Trata-se de direito real de fruição ou gozo sobre coisa alheia, de origem romana. Surgiu
da necessidade prática de se permitir edificação sobre bens públicos, permanecendo o solo
em poder do Estado. No direito romano o Estado arrendava suas terras a particulares, que se
obrigavam ao pagamento dos vectigali, com o objetivo precípuo de manter a posse das
largas terras conquistadas.
No direito moderno o aludido instituto é regulado, entre outros, no direito italiano (CC,
arts. 952 a 956), no direito português (CC, arts. 1.524 a 1.542), no direito alemão (arts.
1.012 a 1.017), no direito austríaco (arts. 1.125, 1.147 e 1.150), no direito suíço (arts. 675 e
779), no direito holandês (arts. 758 e 766) e no direito belga (Lei de 10-1-1824). Confere
ele, em essência, a uma ou várias pessoas o direito de construir ou plantar em terreno alheio.
A Lei n. 10.257, de 10 de julho de 2001, denominada “Estatuto da Cidade” e que
regulamentou os arts. 182 e 183 da Constituição Federal, antecipou-se ao novo Código
Civil, disciplinando o direito de superfície, limitado, porém, a imóvel urbano, enquanto este
cuida do urbano e também do rural. Com a entrada em vigor, porém, do último diploma
houve a derrogação do aludido Estatuto, passando o instituto em apreço a ser regulado
inteiramente pelos arts. 1.369 a 1.377 do novo Codex 1.
Não se aplica à hipótese, com efeito, o princípio da especialidade, segundo o qual lex
specialis derogat legi generali quando disciplinar, de forma diversa, o mesmo assunto.
Ocorre a revogação tácita quando a lei nova, de caráter amplo e geral, passa a regular
inteiramente a matéria versada na lei anterior, vindo a lei revogadora, neste caso, substituir
inteiramente a antiga. Desse modo, se toda uma matéria é submetida a nova regulamentação,
desaparece inteiramente a lei anterior que tratava do mesmo assunto 2.

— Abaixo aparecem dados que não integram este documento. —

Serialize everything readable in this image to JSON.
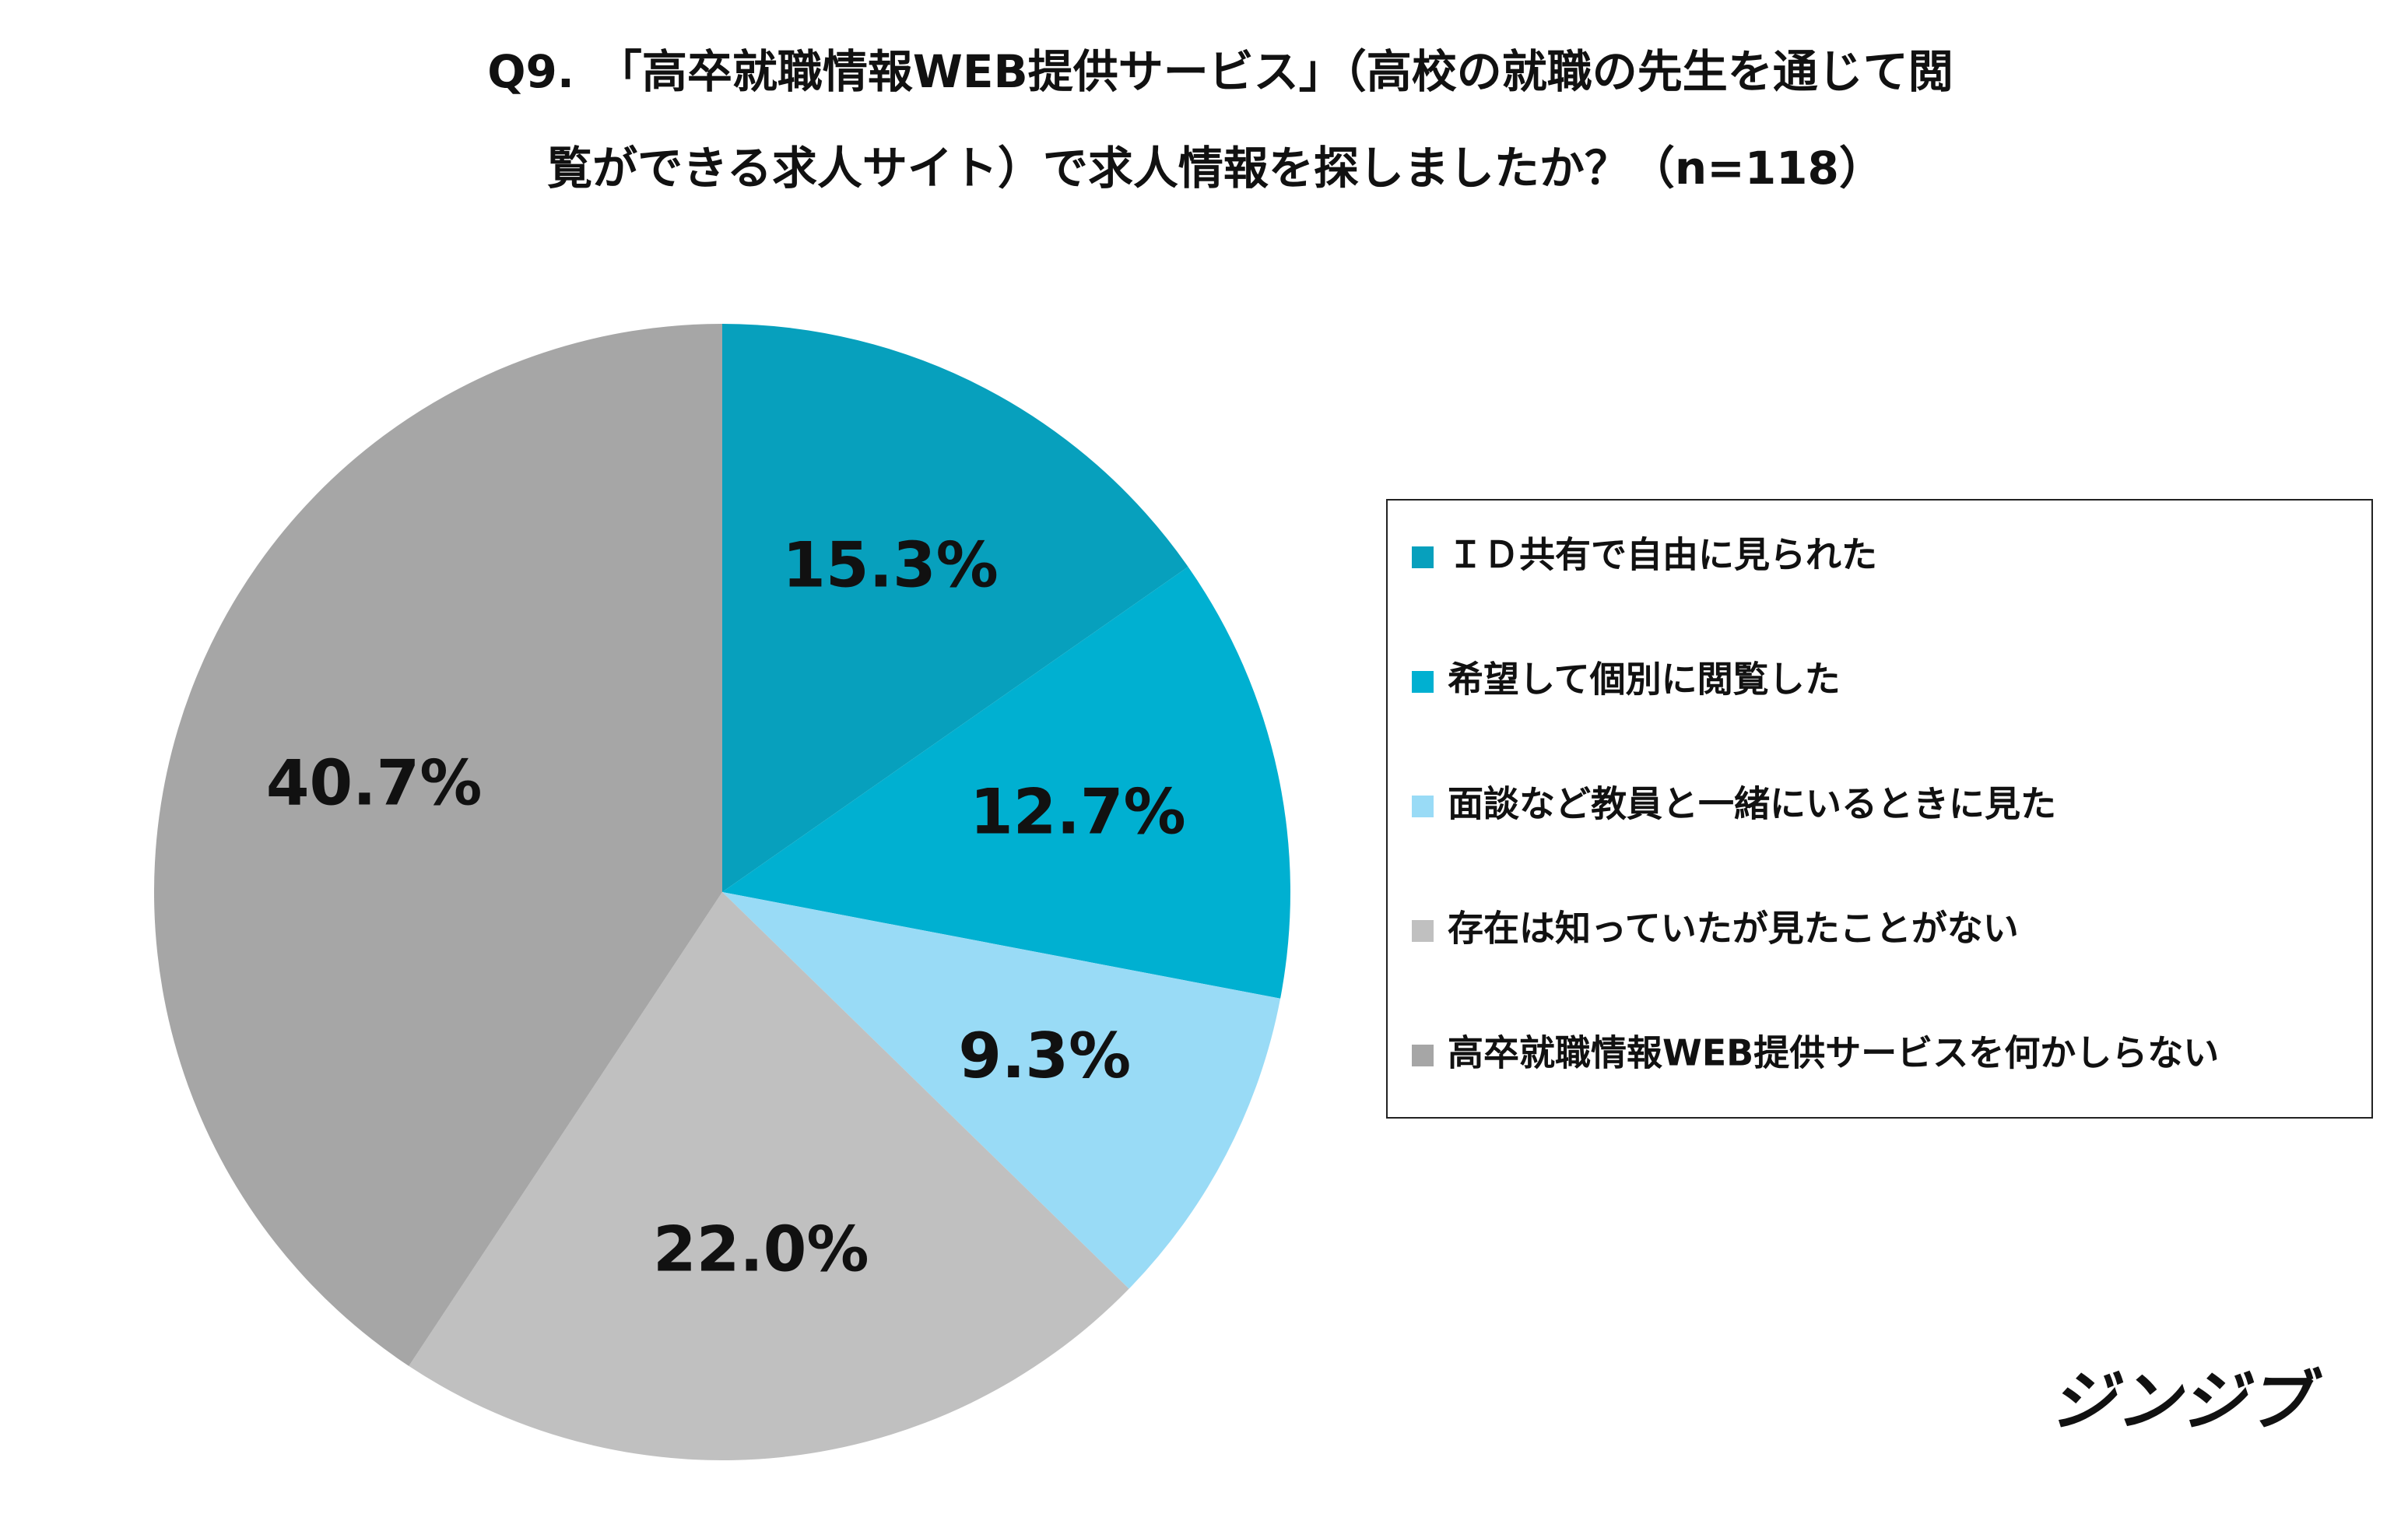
{
  "chart_data": {
    "type": "pie",
    "title": [
      "Q9.　「高卒就職情報WEB提供サービス」（高校の就職の先生を通じて閲",
      "覧ができる求人サイト）で求人情報を探しましたか？（n=118）"
    ],
    "categories": [
      "ＩＤ共有で自由に見られた",
      "希望して個別に閲覧した",
      "面談など教員と一緒にいるときに見た",
      "存在は知っていたが見たことがない",
      "高卒就職情報WEB提供サービスを何かしらない"
    ],
    "values": [
      15.3,
      12.7,
      9.3,
      22.0,
      40.7
    ],
    "value_labels": [
      "15.3%",
      "12.7%",
      "9.3%",
      "22.0%",
      "40.7%"
    ],
    "colors": [
      "#07a0bd",
      "#00b0d1",
      "#99dbf6",
      "#c0c0c0",
      "#a6a6a6"
    ],
    "legend": "right",
    "logo": "ジンジブ"
  }
}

Como assinala CAIO MÁRIO DA SILVA PEREIRA, “se toda uma província do direito é
submetida a nova regulamentação, desaparece inteiramente a lei caduca, em cujo lugar se
colocam as disposições da mais recente” 3.
Com a entrada em vigor, por exemplo, do Código de Defesa do Consumidor, deixaram
de ser aplicadas às relações de consumo as normas de natureza privada estabelecidas no
Código Civil de 1916 e em leis esparsas que tratavam dessa matéria. Do mesmo modo, com
a entrada em vigor do Código Civil de 2002, regulando de forma ampla e geral o instituto da
superfície, deixaram de ser aplicadas as normas do Estatuto da Cidade que tratavam do
mesmo assunto.
O direito de superfície é definido no art. 1.369 do Código Civil, verbis:
“O proprietário pode conceder a outrem o direito de construir ou de plantar em seu
terreno, por tempo determinado, mediante escritura pública devidamente registrada no
Cartório de Registro de Imóveis.
Parágrafo único. O direito de superfície não autoriza obra no subsolo, salvo se for
inerente ao objeto da concessão”.
O Código Civil de 2002 aboliu a enfiteuse, substituindo-a pelo direito de superfície
gratuito ou oneroso. Considera-se vantajosa a substituição porque este último permite
melhor e mais ampla utilização da coisa. Se o proprietário de uma área de terras não tiver
recursos para explorá-la, poderá cedê-la a alguém em superfície para, na referida gleba, por
exemplo, construir e explorar um hotel.
Alguns países, todavia, mantêm em seus códigos a superfície ao lado da enfiteuse,
distinguindo-lhes as finalidades, como o faz o Código Civil italiano, ou não as distinguindo,
como ocorre com o Código Civil português.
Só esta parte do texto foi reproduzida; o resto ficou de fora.